Remember that MakeMKV is your friend! And that you might need to load a custom firmware onto your drive to be able to rip 4K BluRays.
runswithjedi@lemmy.world 10 months ago
[deleted]Telstarado@lemmy.world 10 months ago
The MakeMKV forums actually have a ton of good info on getting set up to rip 4k. Ripping a 4K copy of Ghostbusters Afterlife that just landed today as we “speak” on my LG WH16NS40 that’s been flashed to think it’s an NS60, courtesy of the MakeMkv folks. I tried a much more expensive Pioneer drive before getting the LG, which went back to Amazon after I discovered it wouldn’t access my inaugural 4K disc - Spiderman: Into the Spiderverse. The LG was less than half the price and has worked great on every disc I’ve thrown at it. I play my rips on my computer to confirm function, but I watch on my projector, which I finally ceiling mounted this summer.
After years of indifferently having half-set up Plex servers running on various computers in the house I’ve been bitten a bit by the disc acquisition/ ripping bug. Been having a lot of fun scouring eBay for the cheapest/highest res version available of all my favorite movies.

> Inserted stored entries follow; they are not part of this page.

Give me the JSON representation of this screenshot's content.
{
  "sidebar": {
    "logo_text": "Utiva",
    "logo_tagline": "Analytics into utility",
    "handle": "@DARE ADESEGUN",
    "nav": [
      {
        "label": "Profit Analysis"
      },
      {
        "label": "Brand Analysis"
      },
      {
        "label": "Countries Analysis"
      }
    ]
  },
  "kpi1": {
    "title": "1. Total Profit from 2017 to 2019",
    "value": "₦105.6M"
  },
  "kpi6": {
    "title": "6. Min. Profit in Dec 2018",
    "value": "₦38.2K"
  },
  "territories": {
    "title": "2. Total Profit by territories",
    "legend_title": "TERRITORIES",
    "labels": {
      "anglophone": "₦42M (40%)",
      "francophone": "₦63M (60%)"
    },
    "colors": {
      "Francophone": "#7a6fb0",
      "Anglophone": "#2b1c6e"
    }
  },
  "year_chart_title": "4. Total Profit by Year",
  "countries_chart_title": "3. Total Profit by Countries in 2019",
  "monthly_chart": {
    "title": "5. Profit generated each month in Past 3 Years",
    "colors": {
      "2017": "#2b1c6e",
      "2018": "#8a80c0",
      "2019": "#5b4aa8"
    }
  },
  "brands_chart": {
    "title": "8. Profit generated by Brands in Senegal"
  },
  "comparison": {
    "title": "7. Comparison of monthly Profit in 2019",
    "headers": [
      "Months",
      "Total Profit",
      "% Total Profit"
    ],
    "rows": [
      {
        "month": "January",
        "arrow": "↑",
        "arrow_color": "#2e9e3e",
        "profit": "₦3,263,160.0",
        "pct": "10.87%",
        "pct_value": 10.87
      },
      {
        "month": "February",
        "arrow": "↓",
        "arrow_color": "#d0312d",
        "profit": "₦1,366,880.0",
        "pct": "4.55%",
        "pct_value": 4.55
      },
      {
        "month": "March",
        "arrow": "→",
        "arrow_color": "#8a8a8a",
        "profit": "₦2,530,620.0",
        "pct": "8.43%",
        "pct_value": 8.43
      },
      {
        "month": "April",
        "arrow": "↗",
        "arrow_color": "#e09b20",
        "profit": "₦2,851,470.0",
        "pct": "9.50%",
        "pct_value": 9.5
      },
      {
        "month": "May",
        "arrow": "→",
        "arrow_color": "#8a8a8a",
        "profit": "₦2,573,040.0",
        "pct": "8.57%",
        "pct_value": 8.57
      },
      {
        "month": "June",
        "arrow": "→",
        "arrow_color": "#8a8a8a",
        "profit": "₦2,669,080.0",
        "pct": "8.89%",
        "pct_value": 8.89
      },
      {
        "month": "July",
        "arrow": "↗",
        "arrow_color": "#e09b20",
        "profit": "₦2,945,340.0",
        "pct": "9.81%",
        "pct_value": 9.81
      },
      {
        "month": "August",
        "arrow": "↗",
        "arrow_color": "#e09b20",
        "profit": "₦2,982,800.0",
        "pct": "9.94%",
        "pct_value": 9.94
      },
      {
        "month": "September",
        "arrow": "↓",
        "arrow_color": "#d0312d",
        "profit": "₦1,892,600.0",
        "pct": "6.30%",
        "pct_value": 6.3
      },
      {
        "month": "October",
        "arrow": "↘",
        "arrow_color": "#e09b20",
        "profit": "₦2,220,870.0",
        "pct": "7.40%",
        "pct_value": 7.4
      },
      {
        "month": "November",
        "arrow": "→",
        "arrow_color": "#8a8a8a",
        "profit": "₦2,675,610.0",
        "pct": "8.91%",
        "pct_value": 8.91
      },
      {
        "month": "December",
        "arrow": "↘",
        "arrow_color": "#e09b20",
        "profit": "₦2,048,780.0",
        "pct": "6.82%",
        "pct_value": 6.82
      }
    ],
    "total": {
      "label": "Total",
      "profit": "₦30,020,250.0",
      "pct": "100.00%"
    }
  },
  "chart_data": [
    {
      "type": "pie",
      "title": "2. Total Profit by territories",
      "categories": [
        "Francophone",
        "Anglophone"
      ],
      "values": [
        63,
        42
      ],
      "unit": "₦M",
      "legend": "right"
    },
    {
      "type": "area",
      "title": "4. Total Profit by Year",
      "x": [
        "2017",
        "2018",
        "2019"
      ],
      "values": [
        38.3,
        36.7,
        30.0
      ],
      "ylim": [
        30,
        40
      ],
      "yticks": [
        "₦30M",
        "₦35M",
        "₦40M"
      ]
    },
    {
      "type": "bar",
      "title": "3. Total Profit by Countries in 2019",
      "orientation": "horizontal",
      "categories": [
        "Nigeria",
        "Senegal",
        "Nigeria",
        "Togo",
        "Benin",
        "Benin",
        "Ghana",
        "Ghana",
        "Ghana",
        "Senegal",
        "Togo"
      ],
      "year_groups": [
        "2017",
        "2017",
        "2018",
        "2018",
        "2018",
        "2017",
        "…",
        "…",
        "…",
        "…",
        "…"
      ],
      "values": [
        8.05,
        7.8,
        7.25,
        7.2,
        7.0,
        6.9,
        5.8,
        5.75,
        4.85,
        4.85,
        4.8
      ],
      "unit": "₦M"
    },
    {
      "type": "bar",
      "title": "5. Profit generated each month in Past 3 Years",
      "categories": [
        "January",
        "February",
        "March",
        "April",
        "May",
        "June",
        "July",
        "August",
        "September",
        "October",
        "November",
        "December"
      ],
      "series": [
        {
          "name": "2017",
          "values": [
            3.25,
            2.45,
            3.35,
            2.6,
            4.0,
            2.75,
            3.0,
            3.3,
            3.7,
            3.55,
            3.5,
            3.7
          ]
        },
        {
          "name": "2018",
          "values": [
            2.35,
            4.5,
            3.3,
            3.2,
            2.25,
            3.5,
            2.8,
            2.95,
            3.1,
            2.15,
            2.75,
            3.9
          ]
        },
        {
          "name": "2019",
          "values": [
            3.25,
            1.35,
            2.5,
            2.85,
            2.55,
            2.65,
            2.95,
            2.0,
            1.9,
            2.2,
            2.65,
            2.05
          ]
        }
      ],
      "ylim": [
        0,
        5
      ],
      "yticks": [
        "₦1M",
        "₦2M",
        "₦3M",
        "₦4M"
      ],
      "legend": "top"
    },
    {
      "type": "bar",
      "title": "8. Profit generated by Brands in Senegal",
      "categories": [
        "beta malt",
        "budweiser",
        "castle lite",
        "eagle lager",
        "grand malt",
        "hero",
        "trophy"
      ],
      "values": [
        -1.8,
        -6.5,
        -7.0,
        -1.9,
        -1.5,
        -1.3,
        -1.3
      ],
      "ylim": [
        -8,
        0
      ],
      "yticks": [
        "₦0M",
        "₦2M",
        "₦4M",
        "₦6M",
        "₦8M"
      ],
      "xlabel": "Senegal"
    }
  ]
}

UKFilmNerd@feddit.uk 10 months ago
I looked into 4K playback on PCs. It’s all rather pointless as Intel took the security checks needed for playback out of CPUs a while back.
[www.youtube.com/watch?v=Jho_lc7OS9Y](This video) is what got me starting to research about 4k on pc.
runswithjedi@lemmy.world 10 months ago
UKFilmNerd@feddit.uk 10 months ago
I’m afraid you’ll have to research although the video creator I linked has another video onto how to get around this problem. I’ve no idea about AMD though I’m afraid.